When we have reason to believe that a given system of equations has a solution — whether through mathematical argument or physical intuition — we still have the issue of finding a good enough initial estimate that Newton’s method will converge. In coming lectures, we will discuss “globalization” methods that expand the set of initial guesses for which Newton’s method converges; but globalization does not free us from the responsibility of trying for a good guess. Finding a good guess helps ensure that our methods will converge quickly, and to the “correct” solution (particularly when there are multiple possible solutions).

We saw one explicit example of the role of the initial guess in our analysis of the discretized blowup PDE problem. Another example occurs when we use unguarded Newton iteration for optimization. Given a poor choice of initial guess, we are as likely to converge to a saddle point or a local maximum as to a minimum! But we will address this pathology in our discussion of globalization methods.

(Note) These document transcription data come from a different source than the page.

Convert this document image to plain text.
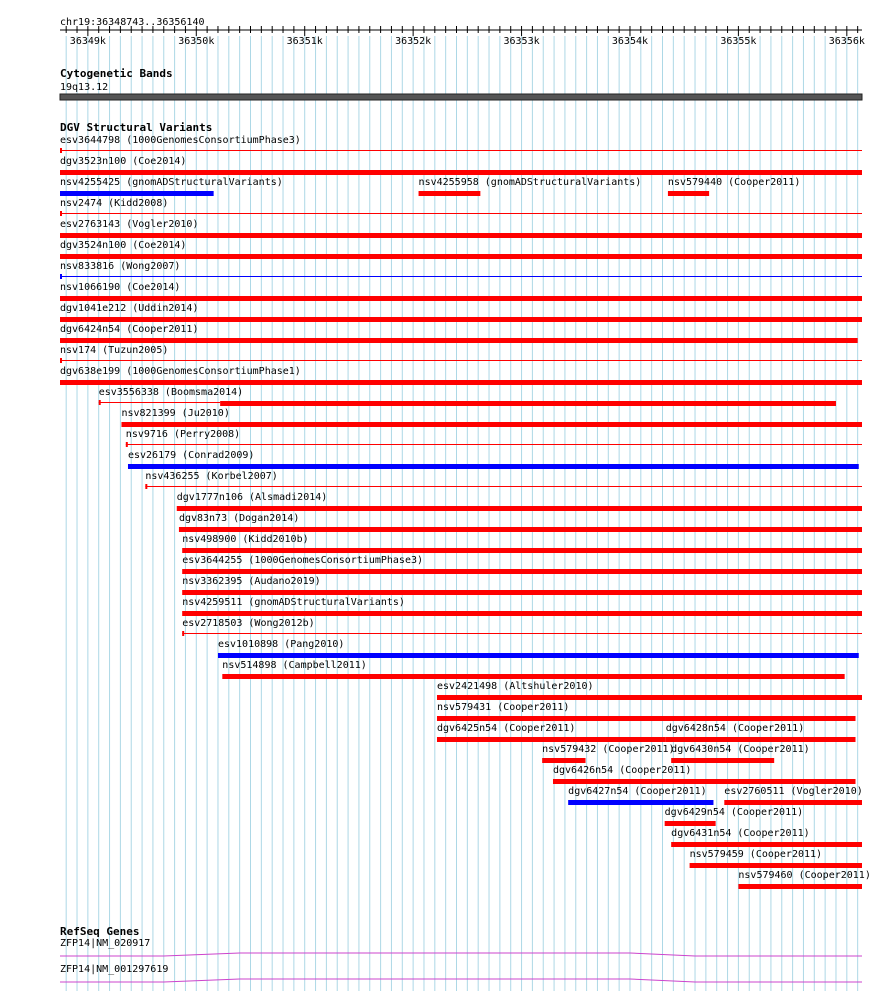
chr19:36348743..36356140
36349k	36350k	36351k	36352k	36353k	36354k	36355k	36356k
Cytogenetic Bands
19q13.12
DGV Structural Variants
esv3644798 (1000GenomesConsortiumPhase3)
dgv3523n100 (Coe2014)
nsv4255425 (gnomADStructuralVariants)	nsv4255958 (gnomADStructuralVariants)	nsv579440 (Cooper2011)
nsv2474 (Kidd2008)
esv2763143 (Vogler2010)
dgv3524n100 (Coe2014)
nsv833816 (Wong2007)
nsv1066190 (Coe2014)
dgv1041e212 (Uddin2014)
dgv6424n54 (Cooper2011)
nsv174 (Tuzun2005)
dgv638e199 (1000GenomesConsortiumPhase1)
esv3556338 (Boomsma2014)
nsv821399 (Ju2010)
nsv9716 (Perry2008)
esv26179 (Conrad2009)
nsv436255 (Korbel2007)
dgv1777n106 (Alsmadi2014)
dgv83n73 (Dogan2014)
nsv498900 (Kidd2010b)
esv3644255 (1000GenomesConsortiumPhase3)
nsv3362395 (Audano2019)
nsv4259511 (gnomADStructuralVariants)
esv2718503 (Wong2012b)
esv1010898 (Pang2010)
nsv514898 (Campbell2011)
esv2421498 (Altshuler2010)
nsv579431 (Cooper2011)
dgv6425n54 (Cooper2011)	dgv6428n54 (Cooper2011)
nsv579432 (Cooper2011)
dgv6430n54 (Cooper2011)
dgv6426n54 (Cooper2011)
dgv6427n54 (Cooper2011) esv2760511 (Vogler2010)
dgv6429n54 (Cooper2011)
dgv6431n54 (Cooper2011)
nsv579459 (Cooper2011)
nsv579460 (Cooper2011)
RefSeq Genes
ZFP14|NM_020917
ZFP14|NM_001297619
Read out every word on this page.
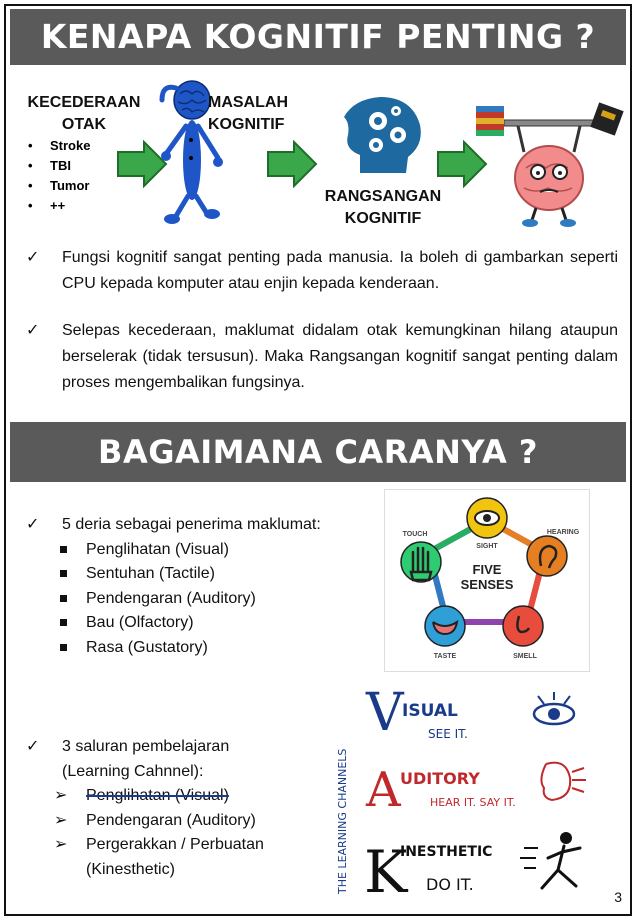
KENAPA KOGNITIF PENTING ?
KECEDERAAN
OTAK
• Stroke
• TBI
• Tumor
• ++
MASALAH
KOGNITIF
RANGSANGAN
KOGNITIF
✓ Fungsi kognitif sangat penting pada manusia. Ia boleh di gambarkan seperti CPU kepada komputer atau enjin kepada kenderaan.
✓ Selepas kecederaan, maklumat didalam otak kemungkinan hilang ataupun berselerak (tidak tersusun). Maka Rangsangan kognitif sangat penting dalam proses mengembalikan fungsinya.
BAGAIMANA CARANYA ?
✓ 5 deria sebagai penerima maklumat:
Penglihatan (Visual)
Sentuhan (Tactile)
Pendengaran (Auditory)
Bau (Olfactory)
Rasa (Gustatory)
FIVE
SENSES
SIGHT
TOUCH	HEARING
TASTE	SMELL
✓ 3 saluran pembelajaran
(Learning Cahnnel):
➢ Penglihatan (Visual)
➢ Pendengaran (Auditory)
➢ Pergerakkan / Perbuatan
(Kinesthetic)	THE LEARNING CHANNELS
V
ISUAL
SEE IT.
A UDITORY
HEAR IT. SAY IT.
K
INESTHETIC
DO IT.
3
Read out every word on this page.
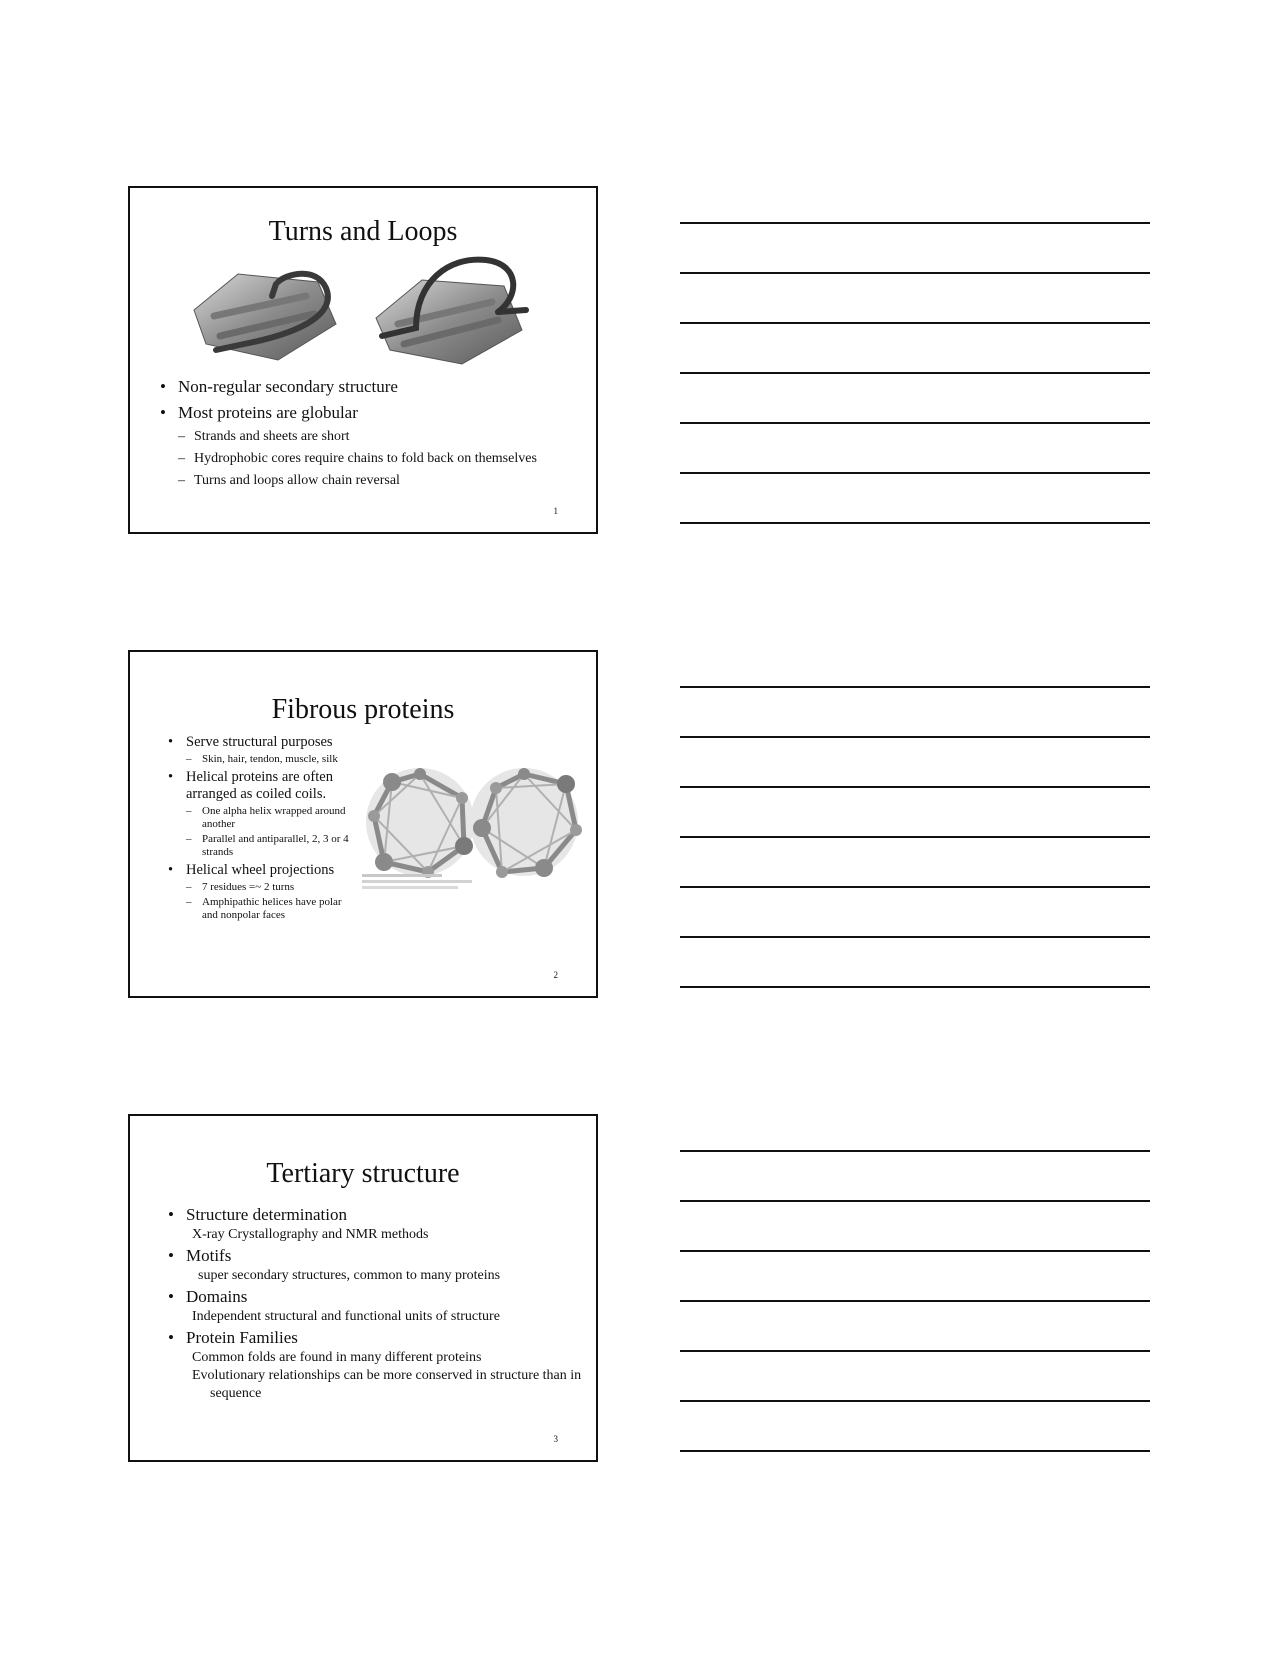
Turns and Loops
• Non-regular secondary structure
• Most proteins are globular
– Strands and sheets are short
– Hydrophobic cores require chains to fold back on themselves
– Turns and loops allow chain reversal
1
Fibrous proteins
• Serve structural purposes
– Skin, hair, tendon, muscle, silk
• Helical proteins are often arranged as coiled coils.
– One alpha helix wrapped around another
– Parallel and antiparallel, 2, 3 or 4 strands
• Helical wheel projections
– 7 residues =~ 2 turns
– Amphipathic helices have polar and nonpolar faces
2
Tertiary structure
• Structure determination
X-ray Crystallography and NMR methods
• Motifs
super secondary structures, common to many proteins
• Domains
Independent structural and functional units of structure
• Protein Families
Common folds are found in many different proteins
Evolutionary relationships can be more conserved in structure than in sequence
3
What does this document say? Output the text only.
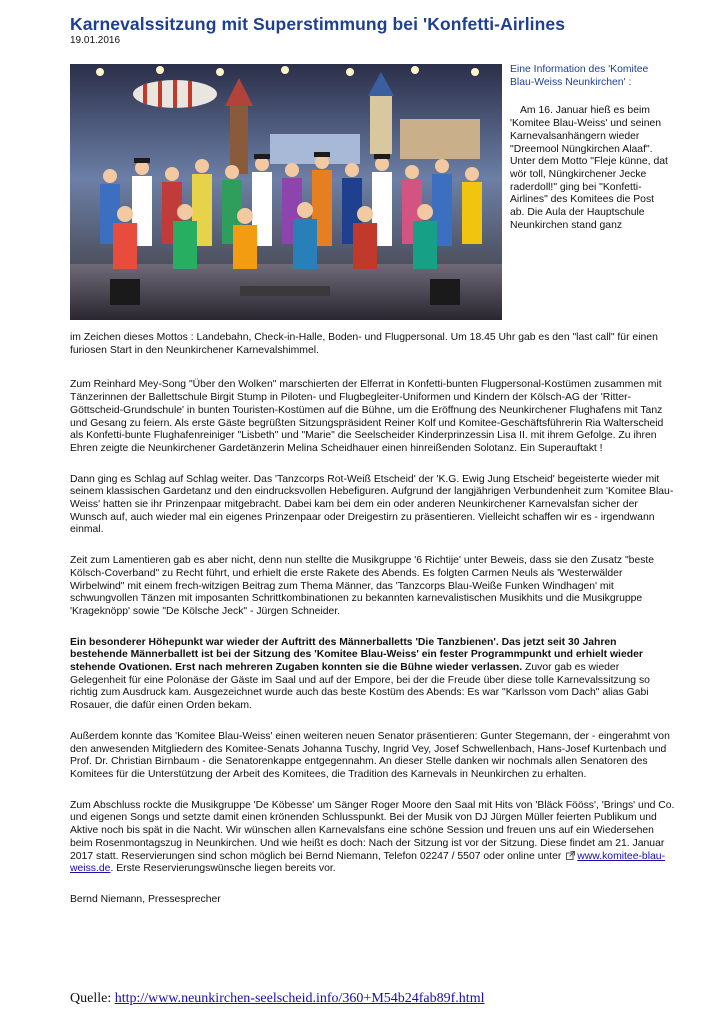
Karnevalssitzung mit Superstimmung bei 'Konfetti-Airlines
19.01.2016

Eine Information des 'Komitee Blau-Weiss Neunkirchen' :

Am 16. Januar hieß es beim 'Komitee Blau-Weiss' und seinen Karnevalsanhängern wieder "Dreemool Nüngkirchen Alaaf". Unter dem Motto "Fleje künne, dat wör toll, Nüngkirchener Jecke raderdoll!" ging bei "Konfetti-Airlines" des Komitees die Post ab. Die Aula der Hauptschule Neunkirchen stand ganz

im Zeichen dieses Mottos : Landebahn, Check-in-Halle, Boden- und Flugpersonal. Um 18.45 Uhr gab es den "last call" für einen furiosen Start in den Neunkirchener Karnevalshimmel.

Zum Reinhard Mey-Song "Über den Wolken" marschierten der Elferrat in Konfetti-bunten Flugpersonal-Kostümen zusammen mit Tänzerinnen der Ballettschule Birgit Stump in Piloten- und Flugbegleiter-Uniformen und Kindern der Kölsch-AG der 'Ritter-Göttscheid-Grundschule' in bunten Touristen-Kostümen auf die Bühne, um die Eröffnung des Neunkirchener Flughafens mit Tanz und Gesang zu feiern. Als erste Gäste begrüßten Sitzungspräsident Reiner Kolf und Komitee-Geschäftsführerin Ria Walterscheid als Konfetti-bunte Flughafenreiniger "Lisbeth" und "Marie" die Seelscheider Kinderprinzessin Lisa II. mit ihrem Gefolge. Zu ihren Ehren zeigte die Neunkirchener Gardetänzerin Melina Scheidhauer einen hinreißenden Solotanz. Ein Superauftakt !

Dann ging es Schlag auf Schlag weiter. Das 'Tanzcorps Rot-Weiß Etscheid' der 'K.G. Ewig Jung Etscheid' begeisterte wieder mit seinem klassischen Gardetanz und den eindrucksvollen Hebefiguren. Aufgrund der langjährigen Verbundenheit zum 'Komitee Blau-Weiss' hatten sie ihr Prinzenpaar mitgebracht. Dabei kam bei dem ein oder anderen Neunkirchener Karnevalsfan sicher der Wunsch auf, auch wieder mal ein eigenes Prinzenpaar oder Dreigestirn zu präsentieren. Vielleicht schaffen wir es - irgendwann einmal.

Zeit zum Lamentieren gab es aber nicht, denn nun stellte die Musikgruppe '6 Richtije' unter Beweis, dass sie den Zusatz "beste Kölsch-Coverband" zu Recht führt, und erhielt die erste Rakete des Abends. Es folgten Carmen Neuls als 'Westerwälder Wirbelwind" mit einem frech-witzigen Beitrag zum Thema Männer, das 'Tanzcorps Blau-Weiße Funken Windhagen' mit schwungvollen Tänzen mit imposanten Schrittkombinationen zu bekannten karnevalistischen Musikhits und die Musikgruppe 'Krageknöpp' sowie "De Kölsche Jeck" - Jürgen Schneider.

Ein besonderer Höhepunkt war wieder der Auftritt des Männerballetts 'Die Tanzbienen'. Das jetzt seit 30 Jahren bestehende Männerballett ist bei der Sitzung des 'Komitee Blau-Weiss' ein fester Programmpunkt und erhielt wieder stehende Ovationen. Erst nach mehreren Zugaben konnten sie die Bühne wieder verlassen. Zuvor gab es wieder Gelegenheit für eine Polonäse der Gäste im Saal und auf der Empore, bei der die Freude über diese tolle Karnevalssitzung so richtig zum Ausdruck kam. Ausgezeichnet wurde auch das beste Kostüm des Abends: Es war "Karlsson vom Dach" alias Gabi Rosauer, die dafür einen Orden bekam.

Außerdem konnte das 'Komitee Blau-Weiss' einen weiteren neuen Senator präsentieren: Gunter Stegemann, der - eingerahmt von den anwesenden Mitgliedern des Komitee-Senats Johanna Tuschy, Ingrid Vey, Josef Schwellenbach, Hans-Josef Kurtenbach und Prof. Dr. Christian Birnbaum - die Senatorenkappe entgegennahm. An dieser Stelle danken wir nochmals allen Senatoren des Komitees für die Unterstützung der Arbeit des Komitees, die Tradition des Karnevals in Neunkirchen zu erhalten.

Zum Abschluss rockte die Musikgruppe 'De Köbesse' um Sänger Roger Moore den Saal mit Hits von 'Bläck Fööss', 'Brings' und Co. und eigenen Songs und setzte damit einen krönenden Schlusspunkt. Bei der Musik von DJ Jürgen Müller feierten Publikum und Aktive noch bis spät in die Nacht. Wir wünschen allen Karnevalsfans eine schöne Session und freuen uns auf ein Wiedersehen beim Rosenmontagszug in Neunkirchen. Und wie heißt es doch: Nach der Sitzung ist vor der Sitzung. Diese findet am 21. Januar 2017 statt. Reservierungen sind schon möglich bei Bernd Niemann, Telefon 02247 / 5507 oder online unter www.komitee-blau-weiss.de. Erste Reservierungswünsche liegen bereits vor.

Bernd Niemann, Pressesprecher

Quelle: http://www.neunkirchen-seelscheid.info/360+M54b24fab89f.html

If we have a nice problem and an adequate initial guess, Newton’s iteration can converge quite quickly, at least in terms of the number of iterations. But at each step, we need to form and solve a linear system, and this involves the usual linear algebra issues. Depending on the problem, we may need to think about ill-conditioned (or even singular) Jacobian matrices close to a solution. And even for well-behaved problems where the Jacobian matrices are not ill-conditioned, we may worry about the cost of forming the Jacobian and solving systems with if if \(N\) is large. Fortunately, large systems of nonlinear equations often have structure that leads to structure in the Jacobian matrix (such as the tridiagonal structure in our autocatalytic example). It is important to identify and use such structure when it is present.

Once we have an iteration that we are happy with, we still have to think about when we will be satisfied with an approximate solution. A robust solver should check a few possible termination criteria:

• Iteration count: It makes sense to terminate (possibly with a diagnostic message) whenever an iteration starts to take more steps than one expects — or perhaps more steps than one can afford. If nothing else, this is necessary to deal with issues like poor initial guesses.

• Residual check: We often declare completion when \(\|f(x^k)\|\) is sufficiently close to zero. What is “close to zero” depends on the scaling of the problem, so users of black box solvers are well advised to check that any default residual checks make sense for their problems.

• Update check: Once Newton starts converging, a good estimate for the error at step \(x^k\) is \(x^{k+1}-x^k\). A natural test is then to make sure that \(\|x^{k+1}-x^k\|/\|x^{k+1}\| < \tau\) for some tolerance \(\tau\). Of course, this is really an estimate of the relative error at step \(k\), but we will report the (presumably better) answer \(x^{k+1}\) – like anyone else who can manage it, numerical analysts like to have their cake and eat it, too.

A common problem with many solvers is to make the termination criteria too lax, so that a bad solution is accepted; or too conservative, so that good solutions are never accepted.

One common mistake in coding Newton’s method is to goof in computing the Jacobian matrix. This error is not only very common, but also very often overlooked. After all, a good approximation to the Jacobian often still produces a convergent iteration; and when iterations diverge, it is hard to distinguish between problems due to a bad Jacobian and problems due to a bad initial guess. However, there is a simple clue to watch for that can help alert the user to a bad Jacobian calculation. In most cases, Newton converges quadratically, while “almost Newton” iterations converge linearly. If you think you have coded Newton’s method and a plot of the residuals shows linear behavior, look for issues with your Jacobian code!